Python - Selenium으로 필요한 데이터 가져오기(수작업 줄이기)

프동프동·2022년 7월 6일

python selenium

Python

목록 보기

1/2

간만에 노가다할 작업이 있어서 Python - Selenium을 사용했다.

meshswap - Dashboard에 있는 데이터 긁어오기

사전 설치

자신이 사용하는 크롬 버전에 맞게 chromedriver 설치 후 소스파일 디렉터리 경로에 두기
https://chromedriver.chromium.org/downloads
python 3.x 설치
selenium 설치

pip3 install selenium

코드 작성(구 버전)

url = 'https://meshswap.fi/exchange/pool'
if __name__ == '__main__':
    driver = webdriver.Chrome() 
    driver.get(url) // 해당 url로 크롬 브라우저를 열어줘

에러 발생

원인

selenium이 버전업이 되면서 이제 사용하지 않는 형식이라는 의미

DeprecationWarning: executable_path has been deprecated, please pass in a Service object

해결 방법

webdriver-manager 설치

 pip install webdriver-manager

코드 작성 (코드 수정)

from selenium import webdriver
from selenium.webdriver.chrome.service import Service
from selenium.webdriver.common.by import By
from webdriver_manager.chrome import ChromeDriverManager

url = 'https://meshswap.fi/exchange/pool'
if __name__ == '__main__':
    driver = webdriver.Chrome(service=Service(ChromeDriverManager().install()))
    driver.get(url)

driver.get(url)을 입력하면 조작 가능한 크롬브라우저 창이 출력된다.
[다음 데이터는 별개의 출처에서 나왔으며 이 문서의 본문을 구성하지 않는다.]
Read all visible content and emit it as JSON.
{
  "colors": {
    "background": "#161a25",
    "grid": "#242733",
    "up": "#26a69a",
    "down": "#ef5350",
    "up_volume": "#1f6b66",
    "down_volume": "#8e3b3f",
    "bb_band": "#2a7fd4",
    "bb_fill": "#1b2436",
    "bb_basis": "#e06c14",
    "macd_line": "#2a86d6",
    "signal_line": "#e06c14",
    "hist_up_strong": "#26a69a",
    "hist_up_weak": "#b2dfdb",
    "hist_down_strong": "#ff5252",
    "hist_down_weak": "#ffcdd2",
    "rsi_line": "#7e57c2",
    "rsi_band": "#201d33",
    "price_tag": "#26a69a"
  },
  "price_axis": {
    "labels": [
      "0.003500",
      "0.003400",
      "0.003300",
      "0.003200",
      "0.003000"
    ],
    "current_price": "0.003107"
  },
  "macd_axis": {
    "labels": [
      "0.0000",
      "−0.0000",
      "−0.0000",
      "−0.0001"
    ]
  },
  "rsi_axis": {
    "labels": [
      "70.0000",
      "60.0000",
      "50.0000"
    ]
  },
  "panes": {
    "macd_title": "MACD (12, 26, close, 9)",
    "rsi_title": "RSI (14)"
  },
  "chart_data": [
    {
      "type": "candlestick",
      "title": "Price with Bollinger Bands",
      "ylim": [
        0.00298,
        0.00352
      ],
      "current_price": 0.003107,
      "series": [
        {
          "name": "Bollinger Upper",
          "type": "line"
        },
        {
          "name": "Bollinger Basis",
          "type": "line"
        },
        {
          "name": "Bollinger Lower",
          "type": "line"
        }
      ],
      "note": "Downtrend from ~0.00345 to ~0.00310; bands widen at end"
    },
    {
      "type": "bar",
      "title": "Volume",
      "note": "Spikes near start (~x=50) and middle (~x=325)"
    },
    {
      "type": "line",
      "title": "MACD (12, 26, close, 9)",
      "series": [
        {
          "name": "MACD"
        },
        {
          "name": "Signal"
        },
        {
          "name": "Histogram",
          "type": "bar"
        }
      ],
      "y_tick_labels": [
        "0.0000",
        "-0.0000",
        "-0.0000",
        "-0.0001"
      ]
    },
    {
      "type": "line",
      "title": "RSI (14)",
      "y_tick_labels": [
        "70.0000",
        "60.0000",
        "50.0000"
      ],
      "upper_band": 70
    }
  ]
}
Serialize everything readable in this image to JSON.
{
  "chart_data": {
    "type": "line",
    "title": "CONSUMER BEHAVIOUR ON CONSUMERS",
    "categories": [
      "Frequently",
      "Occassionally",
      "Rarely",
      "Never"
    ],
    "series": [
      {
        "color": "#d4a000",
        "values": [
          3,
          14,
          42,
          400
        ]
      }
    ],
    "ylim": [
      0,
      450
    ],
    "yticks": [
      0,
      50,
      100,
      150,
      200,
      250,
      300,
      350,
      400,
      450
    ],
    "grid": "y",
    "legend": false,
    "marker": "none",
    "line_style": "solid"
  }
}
코드 해석: 브라우저가 열리고 XPATH(특정 데이터)까지 완전히 읽어올 수 있을 때까지(최대 5초)동안 기다리겠다.

meshswap 대시보드를 가보시면 아시겠지만 데이터를 가져와 화면에 뿌려주는데 짧게 로딩이 있습니다.

 wait = WebDriverWait(driver, 5)
    element = wait.until(EC.element_to_be_clickable(
        (By.XPATH, '//*[@id="app"]/main/section/section/section/article[2]/section[1]/div[2]/div[1]')))

XPATH 가져오는 방법

가져오려는 XPATH 찾는 방법

저는 페어명을 가져오겠습니다.

결과 확인

응용

바로 아래에 있는 페어도 가져와서 비교해보자

특정한 부분만 다르고 모두 같은 것을 알 수 있다.

전체 코드

from selenium import webdriver
from selenium.webdriver.chrome.service import Service
from selenium.webdriver.common.by import By
from webdriver_manager.chrome import ChromeDriverManager
from selenium.webdriver.support.ui import WebDriverWait
from selenium.webdriver.support import expected_conditions as EC
import time
from selenium.common.exceptions import NoSuchElementException
url = 'https://meshswap.fi/exchange/pool'
if __name__ == '__main__':
    driver = webdriver.Chrome(service=Service(ChromeDriverManager().install()))
    driver.get(url)
    wait = WebDriverWait(driver, 10)
    element = wait.until(EC.element_to_be_clickable(
        (By.CSS_SELECTOR, '#exchange-page > div > section > div.pool-main-body > section > article > div.pool-table__body > div:nth-child(1) > div.pool-table__col.pool-table__col--pair > div:nth-child(2) > p:nth-child(1) > strong')))

    temp = []
    result = driver.find_element(By.CSS_SELECTOR,
                                 '#exchange-page > div > section > div.pool-main-body > section > article > div.pool-table__body > div:nth-child(1) > div.pool-table__col.pool-table__col--pair > div:nth-child(2) > p:nth-child(1) > strong'.format(2)).text
    print(result)
    try:
        for i in range(1, 10):
            if(i>1):
                page = driver.find_element(By.CSS_SELECTOR,
                                           '#exchange-page > div > section > div.pool-main-body > section > section > button.common-pager-button.common-pager-button--next').click()
                time.sleep(1)
            for j in range(1, 11):
                pare = driver.find_element(By.CSS_SELECTOR,'#exchange-page > div > section > div.pool-main-body > section > article > div.pool-table__body > div:nth-child({0}) > div.pool-table__col.pool-table__col--pair > div:nth-child(2) > p:nth-child(1)'.format(j)).text
                apy= driver.find_element(By.CSS_SELECTOR,'#exchange-page > div > section > div.pool-main-body > section > article > div.pool-table__body > div:nth-child({0}) > div.pool-table__col.pool-table__col--estimated > p.pool-table__col.pool-table__col--main-rate'.format(j)).text
                tvl = driver.find_element(By.CSS_SELECTOR,'#exchange-page > div > section > div.pool-main-body > section > article > div.pool-table__body > div:nth-child({0}) > div.pool-table__col.pool-table__col--liquidity > p'.format(j)).text
                temp.append(pare)
                print('{0};{1};{2}'.format(pare, tvl, apy))
                time.sleep(0.3)

    except NoSuchElementException:
        print(len(temp))